The above code will publish an event every 6 seconds, when the on-board LED turns on containing the tags 'id' and 'location' and the values 'temp' and 'temp_f' which you could have read from a sensor. Your JSON can contain as many tags and fields (values) as you wish.

Go ahead and flash the firmware with the Particle.publish() that will trigger the integration to a Particle device.

Once confident in the firmware, you can stream data from large numbers of devices by rolling out the firmware to a product fleet. Remember that this requires creating the integration under the product scope, allowing any device in the product fleet to trigger the it.

Congrats! This is all you need to get the integration working end-to-end.

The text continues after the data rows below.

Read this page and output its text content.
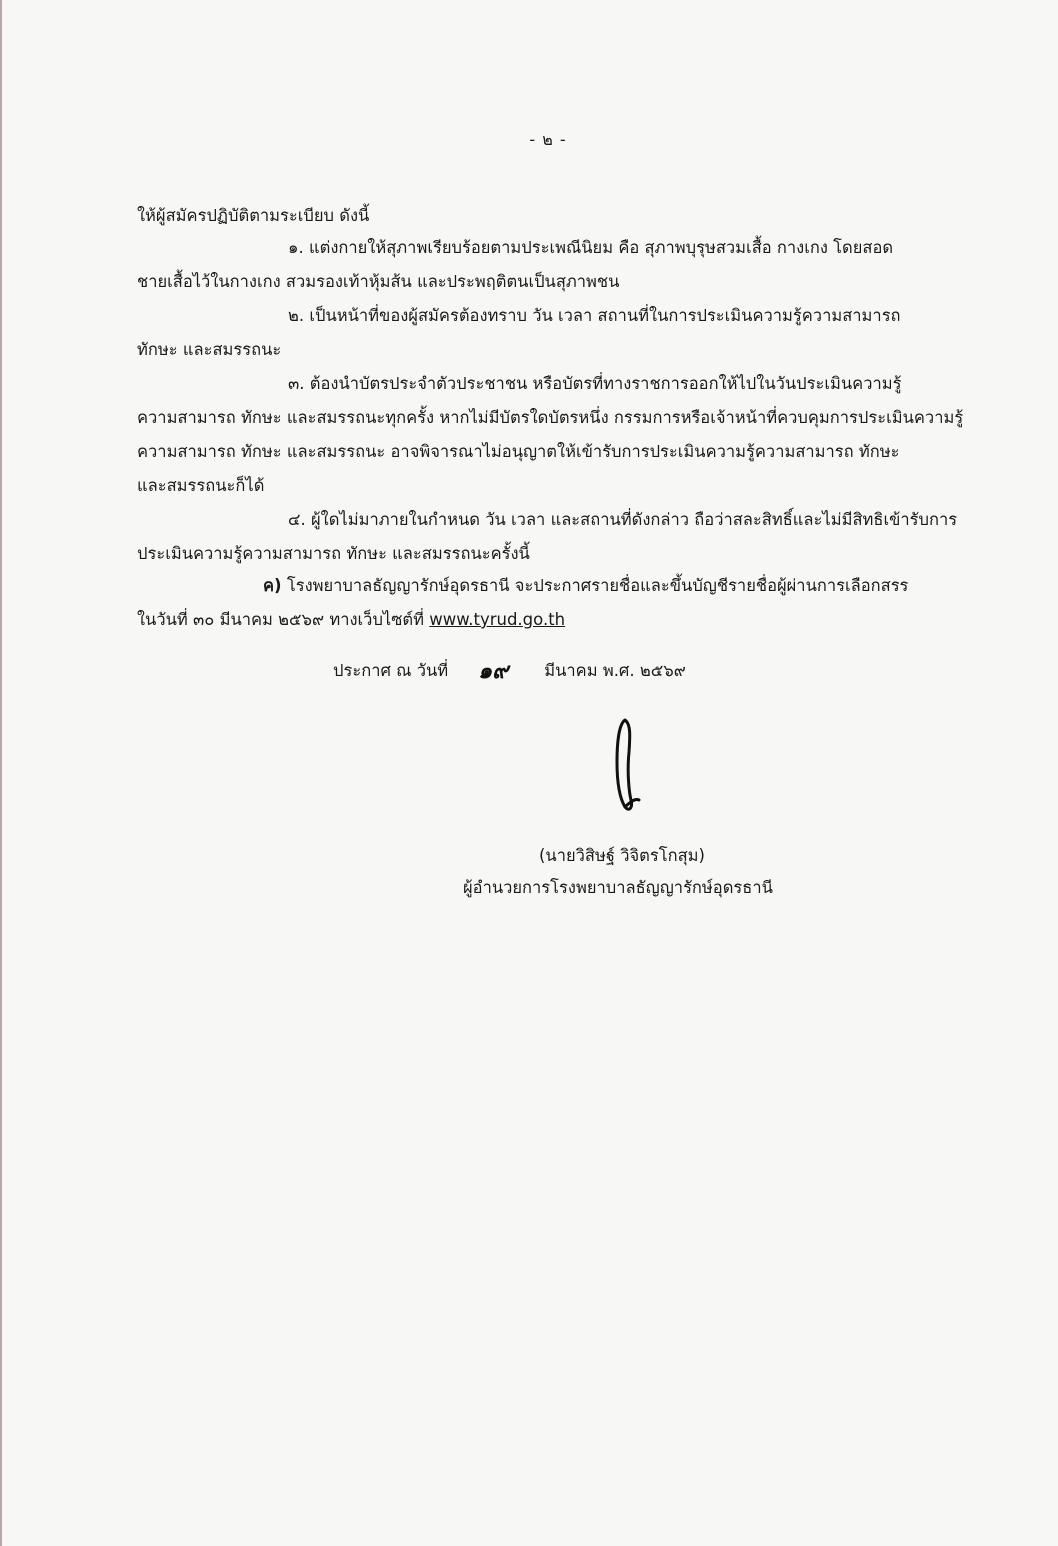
- ๒ -
ให้ผู้สมัครปฏิบัติตามระเบียบ ดังนี้
๑. แต่งกายให้สุภาพเรียบร้อยตามประเพณีนิยม คือ สุภาพบุรุษสวมเสื้อ กางเกง โดยสอด
ชายเสื้อไว้ในกางเกง สวมรองเท้าหุ้มส้น และประพฤติตนเป็นสุภาพชน
๒. เป็นหน้าที่ของผู้สมัครต้องทราบ วัน เวลา สถานที่ในการประเมินความรู้ความสามารถ
ทักษะ และสมรรถนะ
๓. ต้องนำบัตรประจำตัวประชาชน หรือบัตรที่ทางราชการออกให้ไปในวันประเมินความรู้
ความสามารถ ทักษะ และสมรรถนะทุกครั้ง หากไม่มีบัตรใดบัตรหนึ่ง กรรมการหรือเจ้าหน้าที่ควบคุมการประเมินความรู้
ความสามารถ ทักษะ และสมรรถนะ อาจพิจารณาไม่อนุญาตให้เข้ารับการประเมินความรู้ความสามารถ ทักษะ
และสมรรถนะก็ได้
๔. ผู้ใดไม่มาภายในกำหนด วัน เวลา และสถานที่ดังกล่าว ถือว่าสละสิทธิ์และไม่มีสิทธิเข้ารับการ
ประเมินความรู้ความสามารถ ทักษะ และสมรรถนะครั้งนี้
ค) โรงพยาบาลธัญญารักษ์อุดรธานี จะประกาศรายชื่อและขึ้นบัญชีรายชื่อผู้ผ่านการเลือกสรร
ในวันที่ ๓๐ มีนาคม ๒๕๖๙ ทางเว็บไซต์ที่ www.tyrud.go.th
ประกาศ ณ วันที่ ๑๙ มีนาคม พ.ศ. ๒๕๖๙
(นายวิสิษฐ์ วิจิตรโกสุม)
ผู้อำนวยการโรงพยาบาลธัญญารักษ์อุดรธานี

Your device will now begin to publish the targeted event, which will signal to the Particle cloud to stream the contents of the event to your InfluxDB instance.

Confirming the data reaches InfluxDB instance

To ensure that the data is successfully being published to InfluxDB, you can use Chronograf, the visual graphing front-end to InfluxDB. Simply point your browser at your Chronograf instance (typically the same address as your InfluxDB instance, on port 8888) and browse the Data:

Example use cases

We are in need of more example use cases for this integration. Please help us improve this tutorial by contributing to this page. We will shower you with kudos and smiley emojis and if you tell us about it, InfluxData Swag!

Storing data in an InfluxData database

One relatively universal application of the Particle & InfluxData Platform integration is the ability to store device data into a long-term database. InfluxDB offers the ability to set data retention policies on your IoT Sensor data, as well as create visual dashboards and apply complex rules for data analysis and alerting from within the platform. Please read the documentation at InfluxData for more details on the other aspects of the platform.